Normalerweise bin ich eher selten in der Administration unseres Kontaktlinseninstituts anzutreffen, aber hin und wieder ergibt sich natürlich die Gelegenheit, die eintreffenden Kunden selbst zu bedienen.
Die stark geröteten Augen der jungen Frau fielen mir sofort auf. Sie fragte schüchtern, ob ich ihr einen Termin zur Kontrolle geben könne, da sie seit einiger Zeit massive Probleme mit ihren Monatslinsen hätte. Der Leidensdruck war deutlich spürbar und der von mir kurzfristige Terminvorschlag wurde von ihr sofort angenommen.
Einen Tag später sass sie nun bei mir im Anpassungsraum und beschrieb mir ihre letzten vier Jahre des Linsentragens, eine echte „Linsen-Odyssee“. Sie wurde bereits als 15jährige mit Monatslinsen versorgt und trug diese Linsen täglich von morgens bis abends. Vor vier Jahren wurde das Linsentragen durch eine Hornhautentzündung auf beiden Augen jäh unterbrochen. Eine weitere Entzündung der Hornhaut wiederholte sich zwei Jahre später. Der damalige Augenoptiker tauschte die Monatslinsen durch ein anderes Wegwerflinsenprodukt aus. Als der Augenarzt die massiven Vaskularisationen (Gefässeinsprossungen) der Hornhaut feststellte, bat er seine Patientin zu einem Kontaktlinseninstitut zu wechseln.
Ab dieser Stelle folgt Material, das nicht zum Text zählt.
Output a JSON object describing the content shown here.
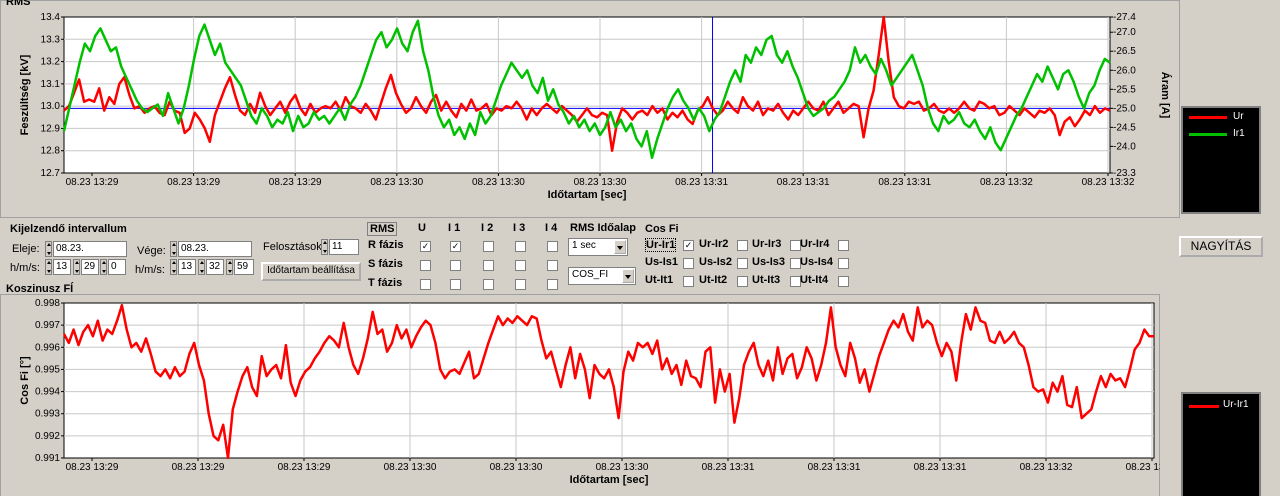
{
  "rms_panel": {
    "title": "RMS"
  },
  "cos_panel": {
    "title": "Koszinusz FÍ"
  },
  "zoom_button": "NAGYÍTÁS",
  "legend_top": [
    {
      "label": "Ur",
      "color": "#ff0000"
    },
    {
      "label": "Ir1",
      "color": "#00c000"
    }
  ],
  "legend_bottom": [
    {
      "label": "Ur-Ir1",
      "color": "#ff0000"
    }
  ],
  "interval": {
    "title": "Kijelzendő intervallum",
    "start_label": "Eleje:",
    "start_date": "08.23.",
    "start_hms_label": "h/m/s:",
    "start_h": "13",
    "start_m": "29",
    "start_s": "0",
    "end_label": "Vége:",
    "end_date": "08.23.",
    "end_hms_label": "h/m/s:",
    "end_h": "13",
    "end_m": "32",
    "end_s": "59",
    "divisions_label": "Felosztások",
    "divisions": "11",
    "set_button": "Időtartam beállítása"
  },
  "rms_table": {
    "header": "RMS",
    "columns": [
      "U",
      "I 1",
      "I 2",
      "I 3",
      "I 4"
    ],
    "rows": [
      {
        "label": "R fázis",
        "checked": [
          true,
          true,
          false,
          false,
          false
        ]
      },
      {
        "label": "S fázis",
        "checked": [
          false,
          false,
          false,
          false,
          false
        ]
      },
      {
        "label": "T fázis",
        "checked": [
          false,
          false,
          false,
          false,
          false
        ]
      }
    ]
  },
  "timebase": {
    "label": "RMS Időalap",
    "value": "1 sec",
    "cos_value": "COS_FI"
  },
  "cosfi": {
    "header": "Cos Fi",
    "rows": [
      [
        {
          "label": "Ur-Ir1",
          "checked": true
        },
        {
          "label": "Ur-Ir2",
          "checked": false
        },
        {
          "label": "Ur-Ir3",
          "checked": false
        },
        {
          "label": "Ur-Ir4",
          "checked": false
        }
      ],
      [
        {
          "label": "Us-Is1",
          "checked": false
        },
        {
          "label": "Us-Is2",
          "checked": false
        },
        {
          "label": "Us-Is3",
          "checked": false
        },
        {
          "label": "Us-Is4",
          "checked": false
        }
      ],
      [
        {
          "label": "Ut-It1",
          "checked": false
        },
        {
          "label": "Ut-It2",
          "checked": false
        },
        {
          "label": "Ut-It3",
          "checked": false
        },
        {
          "label": "Ut-It4",
          "checked": false
        }
      ]
    ]
  },
  "chart_data": [
    {
      "type": "line",
      "title": "RMS",
      "xlabel": "Időtartam [sec]",
      "ylabel": "Feszültség [kV]",
      "y2label": "Áram [A]",
      "ylim": [
        12.7,
        13.4
      ],
      "y2lim": [
        23.3,
        27.4
      ],
      "yticks": [
        "12.7",
        "12.8",
        "12.9",
        "13.0",
        "13.1",
        "13.2",
        "13.3",
        "13.4"
      ],
      "y2ticks": [
        "-23.3",
        "-24.0",
        "-24.5",
        "-25.0",
        "-25.5",
        "-26.0",
        "-26.5",
        "-27.0",
        "-27.4"
      ],
      "xticks": [
        "08.23 13:29",
        "08.23 13:29",
        "08.23 13:29",
        "08.23 13:30",
        "08.23 13:30",
        "08.23 13:30",
        "08.23 13:31",
        "08.23 13:31",
        "08.23 13:31",
        "08.23 13:32",
        "08.23 13:32"
      ],
      "grid": true,
      "cursor_x": 0.62,
      "hline_y": 12.99,
      "series": [
        {
          "name": "Ur",
          "color": "#ff0000",
          "axis": "left",
          "values": [
            12.98,
            13.0,
            13.06,
            13.12,
            13.02,
            13.03,
            13.02,
            13.08,
            12.98,
            13.04,
            13.01,
            13.1,
            13.13,
            13.05,
            12.99,
            13.0,
            12.97,
            12.99,
            13.0,
            12.97,
            12.96,
            13.02,
            12.98,
            12.97,
            12.88,
            12.9,
            12.97,
            12.94,
            12.9,
            12.84,
            12.96,
            13.02,
            13.08,
            13.13,
            13.05,
            12.98,
            12.96,
            13.01,
            12.97,
            13.06,
            13.0,
            12.96,
            12.99,
            13.02,
            12.97,
            13.02,
            13.05,
            12.99,
            12.96,
            13.01,
            12.97,
            12.99,
            13.0,
            12.99,
            13.02,
            12.98,
            13.04,
            13.0,
            12.99,
            12.97,
            13.01,
            12.98,
            12.94,
            13.01,
            13.08,
            13.14,
            13.06,
            13.01,
            12.97,
            12.99,
            13.04,
            13.0,
            12.97,
            13.02,
            13.05,
            12.98,
            13.02,
            12.98,
            12.95,
            13.01,
            12.98,
            13.03,
            12.98,
            12.99,
            13.01,
            12.96,
            12.99,
            12.98,
            13.0,
            12.99,
            13.02,
            12.99,
            12.94,
            12.99,
            12.96,
            12.99,
            13.01,
            12.99,
            12.97,
            13.0,
            12.98,
            12.96,
            12.93,
            12.96,
            12.99,
            12.96,
            12.95,
            12.97,
            12.96,
            12.8,
            12.93,
            12.99,
            12.97,
            12.94,
            12.97,
            12.98,
            12.96,
            13.0,
            12.97,
            12.99,
            12.94,
            12.97,
            12.95,
            12.98,
            12.94,
            12.92,
            12.98,
            13.0,
            13.04,
            12.99,
            12.96,
            12.98,
            13.02,
            12.99,
            12.97,
            13.04,
            13.0,
            12.98,
            13.02,
            12.96,
            12.99,
            12.98,
            13.01,
            12.97,
            12.94,
            12.98,
            12.96,
            12.99,
            13.02,
            12.99,
            12.98,
            13.02,
            12.96,
            12.99,
            13.02,
            12.97,
            12.99,
            13.01,
            13.0,
            12.86,
            12.99,
            13.07,
            13.23,
            13.41,
            13.2,
            13.04,
            13.0,
            12.99,
            13.02,
            13.01,
            13.02,
            12.98,
            12.99,
            13.01,
            12.98,
            12.97,
            12.99,
            12.97,
            12.99,
            13.02,
            12.99,
            12.98,
            13.02,
            13.01,
            12.99,
            13.0,
            12.96,
            12.97,
            13.0,
            12.98,
            12.96,
            12.99,
            12.97,
            12.95,
            12.98,
            12.97,
            12.99,
            12.96,
            12.87,
            12.93,
            12.95,
            12.91,
            12.94,
            12.98,
            12.96,
            13.0,
            12.97,
            12.99,
            12.98
          ]
        },
        {
          "name": "Ir1",
          "color": "#00c000",
          "axis": "right",
          "values": [
            24.4,
            25.0,
            25.6,
            26.2,
            26.7,
            26.5,
            26.9,
            27.1,
            26.8,
            26.5,
            26.6,
            26.1,
            25.8,
            25.5,
            25.2,
            25.0,
            24.9,
            25.0,
            25.1,
            24.8,
            25.4,
            25.0,
            24.6,
            25.0,
            25.6,
            26.3,
            26.9,
            27.2,
            26.8,
            26.4,
            26.7,
            26.2,
            26.0,
            25.8,
            25.6,
            25.2,
            24.8,
            24.6,
            25.0,
            24.8,
            24.5,
            24.7,
            24.6,
            24.9,
            24.4,
            24.8,
            24.5,
            24.6,
            24.9,
            24.7,
            24.8,
            24.6,
            24.8,
            25.0,
            24.7,
            25.1,
            25.3,
            25.6,
            26.0,
            26.4,
            26.8,
            27.0,
            26.6,
            26.8,
            27.1,
            26.7,
            26.5,
            27.0,
            27.3,
            26.5,
            26.0,
            25.3,
            24.8,
            24.5,
            24.7,
            24.3,
            24.5,
            24.2,
            24.6,
            24.3,
            24.9,
            24.6,
            24.8,
            25.2,
            25.6,
            25.9,
            26.2,
            26.0,
            25.8,
            26.0,
            25.6,
            25.4,
            25.8,
            25.2,
            25.5,
            25.1,
            24.9,
            24.6,
            24.8,
            24.5,
            24.7,
            24.4,
            24.6,
            24.3,
            24.5,
            24.9,
            24.5,
            24.7,
            24.4,
            24.6,
            24.2,
            24.0,
            24.4,
            23.7,
            24.2,
            24.6,
            25.0,
            25.3,
            25.5,
            25.2,
            25.0,
            24.7,
            25.0,
            24.8,
            24.4,
            24.7,
            24.9,
            25.3,
            25.7,
            26.0,
            25.7,
            26.4,
            26.2,
            26.6,
            26.4,
            26.8,
            26.9,
            26.4,
            26.2,
            26.5,
            26.1,
            25.8,
            25.4,
            25.0,
            24.8,
            24.9,
            25.0,
            25.2,
            25.3,
            25.5,
            25.7,
            26.0,
            26.6,
            26.2,
            26.4,
            26.1,
            25.9,
            26.3,
            26.0,
            25.6,
            25.8,
            26.0,
            26.2,
            26.4,
            26.0,
            25.6,
            25.0,
            24.6,
            24.4,
            24.8,
            24.6,
            24.7,
            24.9,
            24.6,
            24.5,
            24.7,
            24.4,
            24.2,
            24.5,
            24.1,
            23.9,
            24.2,
            24.5,
            24.8,
            25.0,
            25.3,
            25.6,
            25.9,
            25.7,
            26.1,
            25.8,
            25.5,
            25.9,
            26.0,
            25.7,
            25.3,
            25.0,
            25.4,
            25.6,
            26.0,
            26.3,
            26.2
          ]
        }
      ]
    },
    {
      "type": "line",
      "title": "Koszinusz FÍ",
      "xlabel": "Időtartam [sec]",
      "ylabel": "Cos Fi [°]",
      "ylim": [
        0.991,
        0.998
      ],
      "yticks": [
        "0.991",
        "0.992",
        "0.993",
        "0.994",
        "0.995",
        "0.996",
        "0.997",
        "0.998"
      ],
      "xticks": [
        "08.23 13:29",
        "08.23 13:29",
        "08.23 13:29",
        "08.23 13:30",
        "08.23 13:30",
        "08.23 13:30",
        "08.23 13:31",
        "08.23 13:31",
        "08.23 13:31",
        "08.23 13:32",
        "08.23 13:32"
      ],
      "grid": true,
      "series": [
        {
          "name": "Ur-Ir1",
          "color": "#ff0000",
          "values": [
            0.9966,
            0.9962,
            0.9968,
            0.9961,
            0.9967,
            0.997,
            0.9965,
            0.9972,
            0.9963,
            0.9968,
            0.9966,
            0.9972,
            0.9979,
            0.9968,
            0.996,
            0.9962,
            0.9958,
            0.9964,
            0.9957,
            0.9949,
            0.9947,
            0.995,
            0.9946,
            0.9951,
            0.9947,
            0.9949,
            0.9957,
            0.9962,
            0.9952,
            0.9945,
            0.993,
            0.992,
            0.9918,
            0.9925,
            0.9909,
            0.9932,
            0.994,
            0.9947,
            0.9951,
            0.9942,
            0.9938,
            0.9956,
            0.9947,
            0.995,
            0.9952,
            0.9946,
            0.9961,
            0.9944,
            0.9938,
            0.9945,
            0.9949,
            0.9951,
            0.9955,
            0.9958,
            0.9962,
            0.9965,
            0.9963,
            0.996,
            0.9971,
            0.996,
            0.9952,
            0.9948,
            0.9955,
            0.9964,
            0.9976,
            0.9966,
            0.9968,
            0.9958,
            0.9962,
            0.997,
            0.9964,
            0.9968,
            0.996,
            0.9965,
            0.9969,
            0.9972,
            0.997,
            0.9962,
            0.995,
            0.9946,
            0.9949,
            0.995,
            0.9948,
            0.9953,
            0.9958,
            0.9946,
            0.9948,
            0.9955,
            0.9962,
            0.9968,
            0.9974,
            0.997,
            0.9973,
            0.9971,
            0.9974,
            0.9972,
            0.997,
            0.9974,
            0.9973,
            0.9963,
            0.9955,
            0.9958,
            0.995,
            0.9942,
            0.9952,
            0.996,
            0.9946,
            0.9957,
            0.995,
            0.9937,
            0.9952,
            0.9948,
            0.9946,
            0.995,
            0.9942,
            0.9928,
            0.9949,
            0.9958,
            0.9954,
            0.9962,
            0.996,
            0.9962,
            0.9957,
            0.9963,
            0.995,
            0.9955,
            0.9948,
            0.9952,
            0.9943,
            0.9954,
            0.9947,
            0.9946,
            0.9942,
            0.9958,
            0.996,
            0.9935,
            0.995,
            0.994,
            0.9948,
            0.9926,
            0.9937,
            0.9952,
            0.9958,
            0.9962,
            0.9952,
            0.9947,
            0.9954,
            0.9945,
            0.996,
            0.9948,
            0.9955,
            0.9957,
            0.9946,
            0.9951,
            0.996,
            0.9955,
            0.9945,
            0.9952,
            0.9962,
            0.9978,
            0.996,
            0.9952,
            0.9947,
            0.9962,
            0.9955,
            0.9944,
            0.995,
            0.994,
            0.9948,
            0.9956,
            0.9962,
            0.9968,
            0.9972,
            0.9969,
            0.9975,
            0.9967,
            0.9963,
            0.9978,
            0.9969,
            0.9972,
            0.997,
            0.9962,
            0.9956,
            0.9962,
            0.9958,
            0.9945,
            0.9962,
            0.9975,
            0.9968,
            0.9978,
            0.9972,
            0.9971,
            0.9963,
            0.9962,
            0.9967,
            0.9962,
            0.9964,
            0.9967,
            0.9962,
            0.996,
            0.9952,
            0.9942,
            0.994,
            0.9941,
            0.9935,
            0.9944,
            0.994,
            0.9947,
            0.9934,
            0.9933,
            0.9942,
            0.9928,
            0.993,
            0.9932,
            0.994,
            0.9947,
            0.9942,
            0.9948,
            0.9945,
            0.9946,
            0.9942,
            0.995,
            0.9959,
            0.9962,
            0.9968,
            0.9965,
            0.9965
          ]
        }
      ]
    }
  ]
}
Bildbeschreibung: zirkuläre Vaskularisationen Grad 3, deutliche Injektion Grad 3
Bildbeschreibung: Cornea nach Abnahme der Austauschlinse mit Fluoreszein
Meine Kundin beschrieb mir das ständige Fremdkörpergefühl, die täglich stark geröteten Augen, das nur noch stundenweise Tragen der Kontaktlinsen und besonders die häufigen Kopfschmerzen.
Nach der objektiven Beurteilung, Refraktion und einer Topographieaufnahme mit dem Keratograph, setzte ich ihr formstabilen Probelinsen auf. Normalerweise wird ein langjähriger Weichlinsenträger zunächst ein leichtes Fremdkörpergefühl spüren, aber meine Kundin meinte, es fühle sich auf alle Fälle besser an als zuvor.
Jeden Monat bat ich sie zur Nachkontrolle vorbei zu schauen, damit ich die Hornhautoberfläche begutachten und auch messen konnte. Die Hornhautradien veränderten sich in dieser kurzen Zeit sukzessiv, was heisst, sie wurden allmählich wieder flacher und gingen wieder in den ursprünglichen topographischen Zustand zurück. Nach drei Monaten wurde beidseits eine ganze Dioptrie weniger Minus gebraucht, als zu Beginn der Anpassung.
Beispiel rechtes Auge:
1. Messung nach Entnahme der Austauschlinse:
- rh: 7.53mm
- rv: 7.41mm
- A: 18.6°
- Ast.: 0.7dpt
- Exz.: 0.57
Messung nach drei Monaten:
- rh: 7.70mm
- rv: 7.62mm
- A: 166.4°
- Ast.: 0.4dpt
- Exz: 0.14
Meine Kundin trägt inzwischen problemlos ihre formstabilen Linsen. Die Kopfschmerzen sind verschwunden und der objektive Befund ist einwandfrei, abgesehen von den „Geistergefässen“.
Tipps für Kontaktlinsenanpasser:
- Die Anpassung über einen längeren Zeitraum, bei möglichst kurzen Nachkontrollintervallen, beobachten.
- Vergleichsmessungen mit dem Keratograph durchführen und gegebenenfalls die Anpassung auf die neuen Parameter abstimmen.
- Regelmässige topographische Messungen bei der Nachkontrolle zeigen frühzeitig eventuelle Veränderungen der Hornhautgeometrie. Dies ist besonders wichtig bei Austauschlinsen, bzw. bei allen weichen Kontaktlinsen.
- In der Nachkontrolle von Weichlinsenträgern gehört die Überprüfung der Hornhaut mit Fluoreszein zur Nachkontrollroutine.